Die Gesellschaft nimmt vor allem Bildungsprozesse wahr, die mit Zertifikaten und Noten einhergehen. Jugendeinrichtungen arbeiten aber nicht mit Zeugnissen, die hier stattfindenden Bildungsprozesse sind nicht formaler Art und bewegen sich auf einer informellen Ebene. Dadurch läuft diese wichtige Arbeit oft unter dem Radar der Öffentlichkeit. Hinzu kommt, dass offene Jugendarbeit sich bislang schwer damit tut, ihre Ergebnisse zu dokumentieren. Diese Einrichtungen sind ja bewusst als Freiräume für junge Menschen angelegt, zu denen eine Dokumentationspflicht nicht wirklich passt.
Eine schwierige Position für die Einrichtungen, oder?

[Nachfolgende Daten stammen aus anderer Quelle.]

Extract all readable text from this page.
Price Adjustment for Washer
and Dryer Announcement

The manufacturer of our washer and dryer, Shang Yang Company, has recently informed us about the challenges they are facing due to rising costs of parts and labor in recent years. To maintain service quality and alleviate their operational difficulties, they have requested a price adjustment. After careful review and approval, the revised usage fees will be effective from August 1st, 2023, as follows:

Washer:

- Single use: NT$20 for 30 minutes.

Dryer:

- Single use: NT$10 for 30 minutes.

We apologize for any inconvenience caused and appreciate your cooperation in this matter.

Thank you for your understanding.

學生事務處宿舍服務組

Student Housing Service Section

Ja, das ist so. Auch deshalb wäre es hilfreich, dass die offene Kinder- und Jugendarbeit als zentrales Handlungsfeld endlich bundesweit einen Zusammenschluss erlebt. Es gibt bisher keinen Dachverband, der auf Bundesebene für die Belange der offenen Kinder- und Jugendarbeit eintritt und die Politik über die wichtige Bildungsarbeit dieser Gruppe informiert.
Eine weitere Herausforderung unserer Zeit ist die Digitalisierung aller Lebensbereiche. Wir müssen aufpassen, dass da niemand zurückbleibt. Was kann die offene Kinder- und Jugendarbeit dazu beitragen?

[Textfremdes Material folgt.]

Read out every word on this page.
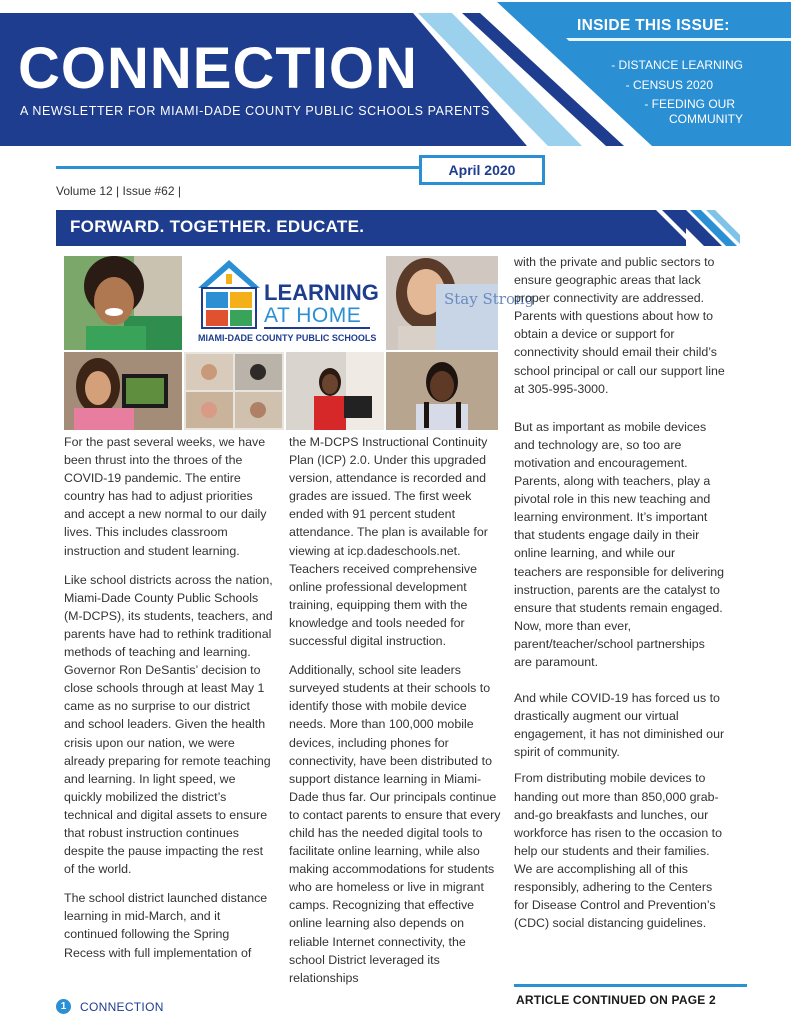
CONNECTION
A NEWSLETTER FOR MIAMI-DADE COUNTY PUBLIC SCHOOLS PARENTS
INSIDE THIS ISSUE:
- DISTANCE LEARNING
- CENSUS 2020
- FEEDING OUR
COMMUNITY
April 2020
Volume 12 | Issue #62 |
FORWARD. TOGETHER. EDUCATE.
LEARNING
AT HOME
MIAMI-DADE COUNTY PUBLIC SCHOOLS
Stay Strong

For the past several weeks, we have been thrust into the throes of the COVID-19 pandemic. The entire country has had to adjust priorities and accept a new normal to our daily lives. This includes classroom instruction and student learning.

Like school districts across the nation, Miami-Dade County Public Schools (M-DCPS), its students, teachers, and parents have had to rethink traditional methods of teaching and learning. Governor Ron DeSantis’ decision to close schools through at least May 1 came as no surprise to our district and school leaders. Given the health crisis upon our nation, we were already preparing for remote teaching and learning. In light speed, we quickly mobilized the district’s technical and digital assets to ensure that robust instruction continues despite the pause impacting the rest of the world.

The school district launched distance learning in mid-March, and it continued following the Spring Recess with full implementation of

the M-DCPS Instructional Continuity Plan (ICP) 2.0. Under this upgraded version, attendance is recorded and grades are issued. The first week ended with 91 percent student attendance. The plan is available for viewing at icp.dadeschools.net. Teachers received comprehensive online professional development training, equipping them with the knowledge and tools needed for successful digital instruction.

Additionally, school site leaders surveyed students at their schools to identify those with mobile device needs. More than 100,000 mobile devices, including phones for connectivity, have been distributed to support distance learning in Miami-Dade thus far. Our principals continue to contact parents to ensure that every child has the needed digital tools to facilitate online learning, while also making accommodations for students who are homeless or live in migrant camps. Recognizing that effective online learning also depends on reliable Internet connectivity, the school District leveraged its relationships

with the private and public sectors to ensure geographic areas that lack proper connectivity are addressed. Parents with questions about how to obtain a device or support for connectivity should email their child’s school principal or call our support line at 305-995-3000.

But as important as mobile devices and technology are, so too are motivation and encouragement. Parents, along with teachers, play a pivotal role in this new teaching and learning environment. It’s important that students engage daily in their online learning, and while our teachers are responsible for delivering instruction, parents are the catalyst to ensure that students remain engaged. Now, more than ever, parent/teacher/school partnerships are paramount.

And while COVID-19 has forced us to drastically augment our virtual engagement, it has not diminished our spirit of community.

From distributing mobile devices to handing out more than 850,000 grab-and-go breakfasts and lunches, our workforce has risen to the occasion to help our students and their families. We are accomplishing all of this responsibly, adhering to the Centers for Disease Control and Prevention’s (CDC) social distancing guidelines.

ARTICLE CONTINUED ON PAGE 2
1	CONNECTION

Jugendliche verstehen oft die Aufregung beim Thema Digitalisierung nicht, für sie ist ein digital geprägter Alltag völlig selbstverständlich. Fast alle haben ein Smartphone, fast alle sind ständig online. Auch das kann man im aktuellen Kinder-und Jugendbericht des Bundes nachlesen. Wo es aber Ungleichheiten gibt, ist beim kompetenten Umgang mit den digitalen Geräten. Genau da leistet die offene Kinder- und Jugendarbeit mit Projekten wie „Ich kann was!“ eine wichtige Vermittlungsarbeit. Dieses Projekt bringt Kinder und Jugendliche spielerisch dazu, ihre digitalen Kompetenzen zu stärken. Es ist ein wichtiger Beitrag zur Chancengerechtigkeit. Indem sie filmen, Videos schneiden, Musik entwickeln oder sogar kleine Roboter programmieren, lernen sie einen positiven, reflektierten und kreativen Umgang mit den digitalen Medien kennen.
Vielen Jugendzentren mangelt es an finanziellen Mitteln. Digitales Lernen braucht aber eine entsprechende Ausstattung. Ein Dilemma?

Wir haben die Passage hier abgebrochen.